How China Gets Away With It
If this can be done by China, then other governments, including those of more developed countries, may also want to choose this model. If they do not, it is only because it is just not accepted as a fair practice. To be matter of fact, no other country can get away with this kind of a strategy for long, except, of course, China, with its great wall encircling a communist political system and government, and a very long history of inflexible and rigid international posture that has not flinched an inch during the last six decades or so. It is more an outcome of international politics, where China has occupied a unique and absolutely crucial space, first in the middle of cold war manipulations that prompted Nixon to embrace it, and lately the US war on terror, which has held the US back from confronting China directly, in view of its strategic importance as a permanent member of UN Security Council, as the most populated country in the world, and now also as the next superpower in a very foreseeable future. It is this inability of the US led committee of developed countries that has allowed China to
The Strategy of Engagement
The United States initially adopted the strategy of engaging China instead of confronting it, to ensure that the communist block remains divided. It was a political strategy, and allowing it to continue with its unfair economic practices was the cost of this strategy. Even as capital flows to China blossomed in the nineties, there was little to worry about till the turn of the millennium, but in the last few years, matters have changed dramatically. At the cost of the United Status, the trade surplus of China has grown exponentially to nearly a quarter of a trillion dollars per annum, and threatens to derail the US economy altogether, a phenomenon nobody could have imagined even as late as circa 2000 A.D. Over the next decade, the United States seems to have realized the threat to its economy, the ultimate source of its power, and begin deliberations, but it is unlikely that mild diplomatic deliberations alone can achieve much.

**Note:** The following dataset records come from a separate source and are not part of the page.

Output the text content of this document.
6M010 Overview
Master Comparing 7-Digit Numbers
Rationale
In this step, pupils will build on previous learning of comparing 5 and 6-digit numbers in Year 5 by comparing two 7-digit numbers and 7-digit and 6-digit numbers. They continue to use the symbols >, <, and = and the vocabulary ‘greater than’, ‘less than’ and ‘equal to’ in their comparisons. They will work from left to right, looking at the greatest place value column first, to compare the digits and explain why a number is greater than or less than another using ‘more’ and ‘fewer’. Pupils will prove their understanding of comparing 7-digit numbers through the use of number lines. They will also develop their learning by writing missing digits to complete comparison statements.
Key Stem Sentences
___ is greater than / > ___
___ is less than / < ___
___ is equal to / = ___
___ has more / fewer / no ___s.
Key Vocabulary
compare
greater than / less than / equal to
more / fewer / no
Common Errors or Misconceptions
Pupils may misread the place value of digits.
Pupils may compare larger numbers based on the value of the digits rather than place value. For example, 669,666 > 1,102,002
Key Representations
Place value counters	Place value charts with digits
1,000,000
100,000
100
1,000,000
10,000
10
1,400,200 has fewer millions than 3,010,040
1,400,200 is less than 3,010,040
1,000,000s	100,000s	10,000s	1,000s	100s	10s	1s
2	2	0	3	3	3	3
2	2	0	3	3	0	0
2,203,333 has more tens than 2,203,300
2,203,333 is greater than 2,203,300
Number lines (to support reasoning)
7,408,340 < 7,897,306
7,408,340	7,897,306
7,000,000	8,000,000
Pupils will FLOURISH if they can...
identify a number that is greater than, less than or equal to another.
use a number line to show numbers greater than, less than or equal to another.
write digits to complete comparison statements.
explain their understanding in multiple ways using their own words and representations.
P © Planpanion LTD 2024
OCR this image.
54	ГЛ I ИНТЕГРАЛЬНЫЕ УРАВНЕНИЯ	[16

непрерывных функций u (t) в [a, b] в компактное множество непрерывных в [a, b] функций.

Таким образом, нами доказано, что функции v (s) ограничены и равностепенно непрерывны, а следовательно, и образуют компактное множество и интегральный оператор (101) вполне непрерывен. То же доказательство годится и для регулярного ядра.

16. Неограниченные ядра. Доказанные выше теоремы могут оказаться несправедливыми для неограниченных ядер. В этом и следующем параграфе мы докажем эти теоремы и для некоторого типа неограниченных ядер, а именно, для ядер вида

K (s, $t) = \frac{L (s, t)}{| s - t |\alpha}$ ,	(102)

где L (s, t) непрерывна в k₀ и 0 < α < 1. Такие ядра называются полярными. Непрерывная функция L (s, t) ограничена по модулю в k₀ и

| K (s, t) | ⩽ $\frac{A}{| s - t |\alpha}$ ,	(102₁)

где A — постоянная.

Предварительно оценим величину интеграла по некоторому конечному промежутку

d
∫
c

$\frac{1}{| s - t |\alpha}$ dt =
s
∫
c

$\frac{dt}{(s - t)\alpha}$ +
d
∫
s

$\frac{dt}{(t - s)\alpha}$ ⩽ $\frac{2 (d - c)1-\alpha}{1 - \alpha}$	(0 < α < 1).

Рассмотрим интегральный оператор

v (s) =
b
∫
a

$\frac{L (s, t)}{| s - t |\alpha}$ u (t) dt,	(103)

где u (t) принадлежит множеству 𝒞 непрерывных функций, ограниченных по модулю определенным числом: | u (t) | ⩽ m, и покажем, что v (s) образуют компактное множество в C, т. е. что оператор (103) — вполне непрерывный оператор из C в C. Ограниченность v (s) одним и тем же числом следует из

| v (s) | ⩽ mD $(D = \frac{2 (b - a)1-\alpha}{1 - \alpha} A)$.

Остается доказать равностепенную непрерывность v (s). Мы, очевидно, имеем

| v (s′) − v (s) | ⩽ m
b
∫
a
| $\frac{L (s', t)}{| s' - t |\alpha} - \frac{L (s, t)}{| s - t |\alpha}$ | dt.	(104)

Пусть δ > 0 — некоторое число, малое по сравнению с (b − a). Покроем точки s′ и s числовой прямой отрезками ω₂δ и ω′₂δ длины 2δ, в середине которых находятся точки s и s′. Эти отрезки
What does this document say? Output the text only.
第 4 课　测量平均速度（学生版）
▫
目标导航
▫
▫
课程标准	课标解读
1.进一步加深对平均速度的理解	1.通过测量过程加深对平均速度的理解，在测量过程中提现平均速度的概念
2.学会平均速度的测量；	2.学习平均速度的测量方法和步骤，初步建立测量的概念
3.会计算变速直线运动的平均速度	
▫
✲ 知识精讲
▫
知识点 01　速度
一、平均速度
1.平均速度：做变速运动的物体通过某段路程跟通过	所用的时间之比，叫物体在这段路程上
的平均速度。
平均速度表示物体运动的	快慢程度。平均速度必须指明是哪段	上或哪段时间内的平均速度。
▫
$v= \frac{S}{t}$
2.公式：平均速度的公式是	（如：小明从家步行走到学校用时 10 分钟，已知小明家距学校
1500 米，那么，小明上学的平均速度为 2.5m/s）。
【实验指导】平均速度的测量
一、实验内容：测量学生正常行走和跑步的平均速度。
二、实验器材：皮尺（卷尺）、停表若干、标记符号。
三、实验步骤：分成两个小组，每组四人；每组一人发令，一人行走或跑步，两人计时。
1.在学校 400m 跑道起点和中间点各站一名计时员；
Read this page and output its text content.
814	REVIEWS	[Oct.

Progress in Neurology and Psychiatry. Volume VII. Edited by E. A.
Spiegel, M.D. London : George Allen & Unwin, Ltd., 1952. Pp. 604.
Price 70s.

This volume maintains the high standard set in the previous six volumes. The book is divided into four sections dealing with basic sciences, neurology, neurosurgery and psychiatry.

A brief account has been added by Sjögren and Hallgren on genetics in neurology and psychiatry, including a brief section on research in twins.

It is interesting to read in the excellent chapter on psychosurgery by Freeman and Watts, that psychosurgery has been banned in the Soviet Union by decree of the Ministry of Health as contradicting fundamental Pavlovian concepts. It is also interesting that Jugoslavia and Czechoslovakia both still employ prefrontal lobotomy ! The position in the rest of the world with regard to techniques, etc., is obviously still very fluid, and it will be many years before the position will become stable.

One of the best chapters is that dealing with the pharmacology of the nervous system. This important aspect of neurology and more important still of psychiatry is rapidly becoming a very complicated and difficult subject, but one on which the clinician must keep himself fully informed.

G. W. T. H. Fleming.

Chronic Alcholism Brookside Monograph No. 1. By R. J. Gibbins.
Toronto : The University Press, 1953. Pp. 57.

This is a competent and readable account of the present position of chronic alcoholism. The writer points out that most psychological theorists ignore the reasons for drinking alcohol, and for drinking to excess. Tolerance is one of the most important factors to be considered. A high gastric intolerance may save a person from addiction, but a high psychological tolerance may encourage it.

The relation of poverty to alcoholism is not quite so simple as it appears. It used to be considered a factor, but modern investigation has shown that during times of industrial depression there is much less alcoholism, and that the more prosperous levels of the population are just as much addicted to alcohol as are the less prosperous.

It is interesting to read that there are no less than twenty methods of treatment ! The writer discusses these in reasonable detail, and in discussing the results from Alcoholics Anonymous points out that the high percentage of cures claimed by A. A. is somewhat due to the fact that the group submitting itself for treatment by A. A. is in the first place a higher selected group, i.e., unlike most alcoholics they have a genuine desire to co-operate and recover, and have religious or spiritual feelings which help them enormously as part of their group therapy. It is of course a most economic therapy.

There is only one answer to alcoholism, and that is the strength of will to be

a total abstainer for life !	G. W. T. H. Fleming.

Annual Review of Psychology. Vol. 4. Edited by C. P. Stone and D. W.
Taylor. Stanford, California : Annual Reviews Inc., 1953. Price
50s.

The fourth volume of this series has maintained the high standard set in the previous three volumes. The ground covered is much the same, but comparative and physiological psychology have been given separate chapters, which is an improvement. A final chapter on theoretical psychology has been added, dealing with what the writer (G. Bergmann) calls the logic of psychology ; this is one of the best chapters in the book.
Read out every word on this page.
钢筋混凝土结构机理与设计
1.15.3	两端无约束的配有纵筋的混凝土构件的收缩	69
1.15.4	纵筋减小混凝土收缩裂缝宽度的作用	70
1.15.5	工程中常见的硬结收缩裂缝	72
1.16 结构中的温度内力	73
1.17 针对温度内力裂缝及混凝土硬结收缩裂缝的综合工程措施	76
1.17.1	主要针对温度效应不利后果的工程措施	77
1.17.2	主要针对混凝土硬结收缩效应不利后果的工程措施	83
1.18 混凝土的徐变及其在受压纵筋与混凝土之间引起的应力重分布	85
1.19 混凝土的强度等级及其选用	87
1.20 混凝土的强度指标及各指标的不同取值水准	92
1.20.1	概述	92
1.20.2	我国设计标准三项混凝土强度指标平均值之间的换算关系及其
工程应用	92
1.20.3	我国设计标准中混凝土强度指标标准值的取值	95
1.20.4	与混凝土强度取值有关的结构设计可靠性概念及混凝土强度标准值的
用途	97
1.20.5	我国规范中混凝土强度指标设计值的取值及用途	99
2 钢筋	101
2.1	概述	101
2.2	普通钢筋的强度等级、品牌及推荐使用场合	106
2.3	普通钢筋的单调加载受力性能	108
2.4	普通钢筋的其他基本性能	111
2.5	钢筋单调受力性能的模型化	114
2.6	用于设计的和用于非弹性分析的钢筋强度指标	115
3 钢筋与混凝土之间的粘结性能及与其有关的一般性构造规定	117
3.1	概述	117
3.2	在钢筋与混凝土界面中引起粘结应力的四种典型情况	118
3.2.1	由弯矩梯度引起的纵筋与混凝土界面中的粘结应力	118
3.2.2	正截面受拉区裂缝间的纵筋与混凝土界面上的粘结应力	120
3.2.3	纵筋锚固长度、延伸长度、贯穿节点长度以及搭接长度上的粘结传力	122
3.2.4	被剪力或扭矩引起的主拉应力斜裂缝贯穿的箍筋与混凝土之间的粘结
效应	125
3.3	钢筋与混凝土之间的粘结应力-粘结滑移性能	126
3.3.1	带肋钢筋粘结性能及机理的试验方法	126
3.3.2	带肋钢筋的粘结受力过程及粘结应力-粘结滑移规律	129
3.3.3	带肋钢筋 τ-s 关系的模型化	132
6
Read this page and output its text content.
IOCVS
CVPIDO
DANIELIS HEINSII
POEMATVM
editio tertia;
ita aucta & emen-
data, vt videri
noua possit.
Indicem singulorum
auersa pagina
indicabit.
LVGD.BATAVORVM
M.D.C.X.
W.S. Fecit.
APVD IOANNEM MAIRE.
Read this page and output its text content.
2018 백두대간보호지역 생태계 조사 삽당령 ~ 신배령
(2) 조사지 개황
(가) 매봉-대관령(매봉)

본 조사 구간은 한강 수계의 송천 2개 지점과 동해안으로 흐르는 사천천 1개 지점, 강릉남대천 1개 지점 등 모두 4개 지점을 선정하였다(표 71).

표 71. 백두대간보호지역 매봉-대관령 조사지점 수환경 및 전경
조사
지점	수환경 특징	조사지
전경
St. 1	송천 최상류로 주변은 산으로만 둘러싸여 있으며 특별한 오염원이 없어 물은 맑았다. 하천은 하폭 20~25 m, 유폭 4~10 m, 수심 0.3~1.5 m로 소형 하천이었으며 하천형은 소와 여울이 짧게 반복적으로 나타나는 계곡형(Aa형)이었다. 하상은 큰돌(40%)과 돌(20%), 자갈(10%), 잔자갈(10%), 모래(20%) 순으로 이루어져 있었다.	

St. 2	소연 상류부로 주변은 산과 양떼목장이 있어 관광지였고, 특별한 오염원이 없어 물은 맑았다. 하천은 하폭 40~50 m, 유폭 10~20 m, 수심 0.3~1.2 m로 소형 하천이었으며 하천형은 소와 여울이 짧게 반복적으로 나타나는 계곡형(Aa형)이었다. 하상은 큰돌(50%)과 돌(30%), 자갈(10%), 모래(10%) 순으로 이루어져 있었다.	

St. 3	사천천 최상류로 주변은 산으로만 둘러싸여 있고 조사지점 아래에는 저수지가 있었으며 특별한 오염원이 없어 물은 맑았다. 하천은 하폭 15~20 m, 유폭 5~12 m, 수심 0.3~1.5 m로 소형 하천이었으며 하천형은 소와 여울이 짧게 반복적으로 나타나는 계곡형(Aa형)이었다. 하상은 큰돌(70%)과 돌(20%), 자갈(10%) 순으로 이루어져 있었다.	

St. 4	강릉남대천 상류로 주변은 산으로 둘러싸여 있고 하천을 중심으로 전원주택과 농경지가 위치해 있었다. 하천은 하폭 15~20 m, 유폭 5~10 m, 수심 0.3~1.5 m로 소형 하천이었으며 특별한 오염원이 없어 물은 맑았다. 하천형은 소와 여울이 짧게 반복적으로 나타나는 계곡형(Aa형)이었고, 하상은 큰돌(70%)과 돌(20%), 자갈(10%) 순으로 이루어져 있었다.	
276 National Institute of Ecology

It is a self-woven trap that the United States allowed itself to be caught into, in the belief that it was too big and too powerful for a third world economy, even if that happens to be the most populous one. Now that this illusion is breaking fast, there is considerable anxiety, but there are very few ways out of it. The geo-political balance of power is unlikely to allow any radical shifts in attitude, and US will have to confront itself on the question of hardening its stance against China very soon. It may be a matter of trade, but is deeply interwoven in politics, and any tough stand will require an even broader coalition of forces across the globe than the one required against the war on terror.
It is a difficult decision to make. Here the United States is not dealing with a terrorist outfit, but an organized government of the largest country in the world, a permanent member of the UN Security Council and the next super power that is likely to take over from US as the biggest economy in the world. No one refutes the argument that China should not be allowed to get away, but there is one question that really needs to be answered first. Is it too late for action?